Her understanding of suicide rests on five claims:
1. Most suicidal thinkers don't want to die; they just want their feelings
to change or go away. In Blauner's
estimation, suicidal persons nearly always prefer life to death. However, the sense of hopelessness that permeates
their consciousness is so great that suicide seems the only solution to the
misery and psychological hardship they face.
Suicide is neither the only strategy nor the best strategy for dealing
with such anguish, an important reminder for those considering suicide.

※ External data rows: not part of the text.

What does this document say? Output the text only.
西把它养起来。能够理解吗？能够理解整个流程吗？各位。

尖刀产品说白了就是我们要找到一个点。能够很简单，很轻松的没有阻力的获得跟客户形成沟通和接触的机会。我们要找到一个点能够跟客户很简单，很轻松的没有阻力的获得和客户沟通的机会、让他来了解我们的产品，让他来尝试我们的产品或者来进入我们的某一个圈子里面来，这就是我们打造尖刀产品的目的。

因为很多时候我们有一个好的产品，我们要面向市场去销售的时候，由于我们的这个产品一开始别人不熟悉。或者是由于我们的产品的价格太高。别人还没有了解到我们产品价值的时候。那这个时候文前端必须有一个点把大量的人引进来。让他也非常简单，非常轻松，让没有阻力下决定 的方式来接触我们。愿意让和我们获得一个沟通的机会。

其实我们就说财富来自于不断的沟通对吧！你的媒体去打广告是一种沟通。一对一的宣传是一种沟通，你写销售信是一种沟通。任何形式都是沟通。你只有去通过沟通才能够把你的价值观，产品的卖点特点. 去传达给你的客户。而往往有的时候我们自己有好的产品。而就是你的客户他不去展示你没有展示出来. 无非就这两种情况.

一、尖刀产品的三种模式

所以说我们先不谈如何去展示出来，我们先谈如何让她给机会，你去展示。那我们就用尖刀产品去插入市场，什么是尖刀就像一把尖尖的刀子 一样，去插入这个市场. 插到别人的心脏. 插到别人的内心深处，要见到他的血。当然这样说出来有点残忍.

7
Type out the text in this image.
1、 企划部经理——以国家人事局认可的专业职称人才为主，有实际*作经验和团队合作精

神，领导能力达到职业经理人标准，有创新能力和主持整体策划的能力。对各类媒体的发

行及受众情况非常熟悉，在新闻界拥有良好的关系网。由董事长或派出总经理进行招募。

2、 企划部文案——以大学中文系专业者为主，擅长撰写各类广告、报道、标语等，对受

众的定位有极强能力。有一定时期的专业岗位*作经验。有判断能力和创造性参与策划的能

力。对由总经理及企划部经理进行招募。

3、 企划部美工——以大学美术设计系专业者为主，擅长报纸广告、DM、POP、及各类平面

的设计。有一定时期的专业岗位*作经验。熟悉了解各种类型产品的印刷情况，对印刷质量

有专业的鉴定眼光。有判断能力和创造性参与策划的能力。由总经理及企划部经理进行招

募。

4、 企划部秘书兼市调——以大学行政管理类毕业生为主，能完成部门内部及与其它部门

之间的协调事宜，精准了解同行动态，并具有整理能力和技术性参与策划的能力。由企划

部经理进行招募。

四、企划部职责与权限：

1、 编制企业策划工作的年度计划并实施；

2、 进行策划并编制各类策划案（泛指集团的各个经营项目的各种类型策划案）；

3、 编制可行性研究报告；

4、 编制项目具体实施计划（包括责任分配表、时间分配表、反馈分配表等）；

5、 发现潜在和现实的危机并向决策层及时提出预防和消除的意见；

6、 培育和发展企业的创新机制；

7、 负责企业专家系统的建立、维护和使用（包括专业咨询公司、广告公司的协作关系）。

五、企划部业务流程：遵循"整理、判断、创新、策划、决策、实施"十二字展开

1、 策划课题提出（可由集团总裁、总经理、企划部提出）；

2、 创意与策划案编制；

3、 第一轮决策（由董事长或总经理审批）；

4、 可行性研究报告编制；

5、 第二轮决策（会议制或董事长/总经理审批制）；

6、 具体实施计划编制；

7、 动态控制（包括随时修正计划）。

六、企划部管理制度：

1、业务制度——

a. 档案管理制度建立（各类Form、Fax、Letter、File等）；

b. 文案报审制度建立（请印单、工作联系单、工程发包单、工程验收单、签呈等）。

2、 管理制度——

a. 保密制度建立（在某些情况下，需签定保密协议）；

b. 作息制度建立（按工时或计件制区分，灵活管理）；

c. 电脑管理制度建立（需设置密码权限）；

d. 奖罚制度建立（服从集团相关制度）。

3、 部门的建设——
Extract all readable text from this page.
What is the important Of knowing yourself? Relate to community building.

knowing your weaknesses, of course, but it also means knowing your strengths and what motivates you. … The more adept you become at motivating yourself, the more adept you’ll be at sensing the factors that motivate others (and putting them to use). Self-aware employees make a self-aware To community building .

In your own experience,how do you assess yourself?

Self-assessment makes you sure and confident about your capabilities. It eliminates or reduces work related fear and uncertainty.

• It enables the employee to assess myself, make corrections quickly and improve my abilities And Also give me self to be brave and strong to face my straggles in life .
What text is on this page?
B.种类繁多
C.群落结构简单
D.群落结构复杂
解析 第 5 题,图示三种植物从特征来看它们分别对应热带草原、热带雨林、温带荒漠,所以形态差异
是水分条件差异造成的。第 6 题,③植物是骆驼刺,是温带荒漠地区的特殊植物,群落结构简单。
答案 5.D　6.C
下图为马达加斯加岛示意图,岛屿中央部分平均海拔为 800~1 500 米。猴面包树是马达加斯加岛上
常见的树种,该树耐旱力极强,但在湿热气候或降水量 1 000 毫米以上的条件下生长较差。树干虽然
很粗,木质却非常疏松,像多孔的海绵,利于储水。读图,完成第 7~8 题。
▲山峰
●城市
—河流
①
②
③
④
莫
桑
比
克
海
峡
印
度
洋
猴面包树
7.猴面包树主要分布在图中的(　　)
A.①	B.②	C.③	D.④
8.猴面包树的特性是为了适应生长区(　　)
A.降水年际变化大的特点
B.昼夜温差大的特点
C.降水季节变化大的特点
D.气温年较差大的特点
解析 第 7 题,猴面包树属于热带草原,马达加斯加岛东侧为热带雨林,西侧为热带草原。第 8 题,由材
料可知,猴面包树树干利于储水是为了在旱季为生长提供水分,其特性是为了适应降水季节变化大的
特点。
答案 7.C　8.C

2. Every single feeling we experience eventually does change --
with or without any help from us. Suicidologists
have repeatedly observed that suicidal thoughts and behaviors are frequently
impulsive, rooted in essentially transient psychological states. Suicidal individuals stand a much better
chance of long-term survival if they can identify strategies to cope with these
impulses. Suicide remains a permanent
solution to a temporary problem.
3. Feelings and thoughts are just electrochemical impulses in the
brain. Blauner's general position
about the etiology of suicide is a sensible combination of nature and nurture:
While genetic or environmental factors may predispose individuals to the risk
factors associated with suicide, most notably depression and other mental
illnesses, suicidal thoughts are simply short-lived brain events.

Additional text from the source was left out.